Hall, 29, has tried to master the right formula of mileage, intensity, and recovery as she prepares to attempt to make her second Games. Her personal best at the distance so far is 31:05, which she set at the 2019 world championships in Doha. She’ll face one of the deepest women’s fields ever assembled at the U.S.A. Track & Field Olympic Trials, scheduled to begin on June 18 in Eugene, Oregon. The top three finishers who also have run the Olympic standard (31:25) will go on to the Tokyo Olympics in August.
“I’m still figuring out when to do more mileage or less, or which phases of training are going to be most important for me,” Hall says. “And how all of it is going to apply to how I feel on race day. Am I doing too much? Or am I not doing enough? I’m working out that equation.”

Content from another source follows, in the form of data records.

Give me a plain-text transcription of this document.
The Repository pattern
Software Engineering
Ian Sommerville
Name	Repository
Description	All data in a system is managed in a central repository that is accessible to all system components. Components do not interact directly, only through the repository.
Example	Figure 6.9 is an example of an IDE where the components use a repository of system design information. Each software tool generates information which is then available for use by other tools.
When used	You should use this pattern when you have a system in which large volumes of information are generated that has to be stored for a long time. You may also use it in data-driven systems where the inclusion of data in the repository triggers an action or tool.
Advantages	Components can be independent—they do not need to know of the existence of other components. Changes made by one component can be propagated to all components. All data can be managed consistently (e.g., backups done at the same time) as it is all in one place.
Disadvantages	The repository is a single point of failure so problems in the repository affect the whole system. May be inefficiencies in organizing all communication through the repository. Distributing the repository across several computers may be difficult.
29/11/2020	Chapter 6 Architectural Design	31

Her 2019 world championships mark stood at No. 8 on the all-time fastest U.S. women’s list this winter, but the rankings are constantly being rewritten as the country’s growing talent collides with advances in shoe technology, leading to ever-faster performances. She also has the Olympic standard in the 5,000 meters (15:10), with a personal best of 15:02 set in 2019.
Here’s Hall’s go-to workout when she wants to see how well her fitness is progressing. You can give it a try based on your own ability level and paces.
WHO: Marielle Hall, 29
WHAT: 10 x 300 meters with 30 seconds recovery between (if you’re really fit or experienced with speed work, increase the number up to 20 x 300 meters with 30 seconds recovery)

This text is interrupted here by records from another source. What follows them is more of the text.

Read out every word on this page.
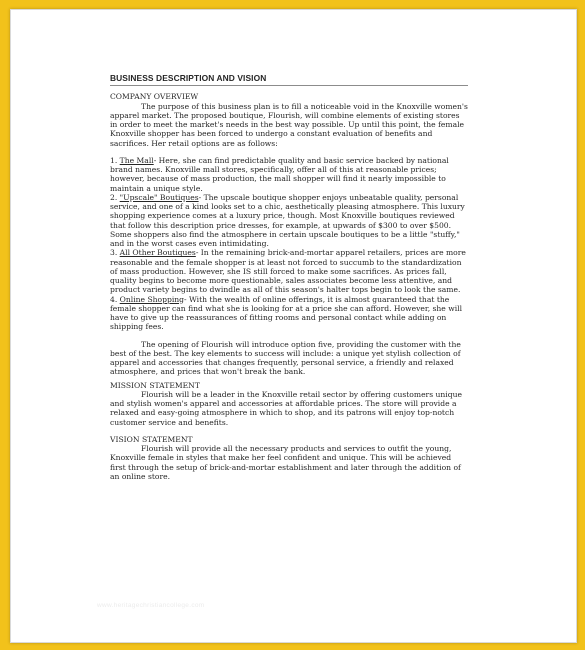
BUSINESS DESCRIPTION AND VISION

COMPANY OVERVIEW

The purpose of this business plan is to fill a noticeable void in the Knoxville women's apparel market. The proposed boutique, Flourish, will combine elements of existing stores in order to meet the market's needs in the best way possible. Up until this point, the female Knoxville shopper has been forced to undergo a constant evaluation of benefits and sacrifices. Her retail options are as follows:

1. The Mall- Here, she can find predictable quality and basic service backed by national brand names. Knoxville mall stores, specifically, offer all of this at reasonable prices; however, because of mass production, the mall shopper will find it nearly impossible to maintain a unique style.

2. "Upscale" Boutiques- The upscale boutique shopper enjoys unbeatable quality, personal service, and one of a kind looks set to a chic, aesthetically pleasing atmosphere. This luxury shopping experience comes at a luxury price, though. Most Knoxville boutiques reviewed that follow this description price dresses, for example, at upwards of $300 to over $500. Some shoppers also find the atmosphere in certain upscale boutiques to be a little "stuffy," and in the worst cases even intimidating.

3. All Other Boutiques- In the remaining brick-and-mortar apparel retailers, prices are more reasonable and the female shopper is at least not forced to succumb to the standardization of mass production. However, she IS still forced to make some sacrifices. As prices fall, quality begins to become more questionable, sales associates become less attentive, and product variety begins to dwindle as all of this season's halter tops begin to look the same.

4. Online Shopping- With the wealth of online offerings, it is almost guaranteed that the female shopper can find what she is looking for at a price she can afford. However, she will have to give up the reassurances of fitting rooms and personal contact while adding on shipping fees.

The opening of Flourish will introduce option five, providing the customer with the best of the best. The key elements to success will include: a unique yet stylish collection of apparel and accessories that changes frequently, personal service, a friendly and relaxed atmosphere, and prices that won't break the bank.

MISSION STATEMENT

Flourish will be a leader in the Knoxville retail sector by offering customers unique and stylish women's apparel and accessories at affordable prices. The store will provide a relaxed and easy-going atmosphere in which to shop, and its patrons will enjoy top-notch customer service and benefits.

VISION STATEMENT

Flourish will provide all the necessary products and services to outfit the young, Knoxville female in styles that make her feel confident and unique. This will be achieved first through the setup of brick-and-mortar establishment and later through the addition of an online store.

www.heritagechristiancollege.com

WHY: “It’s one of those workouts that we constantly revisit at different times, so you can really see progress from when you do it the first month of training versus when you do it at the end of a training block.”
DETAILS: This workout appears several times throughout the year for Hall, but you can adjust the number of reps based on your fitness level. The pace should be around your 5K race pace, though if you’re doing more reps, keep it to your 10K pace.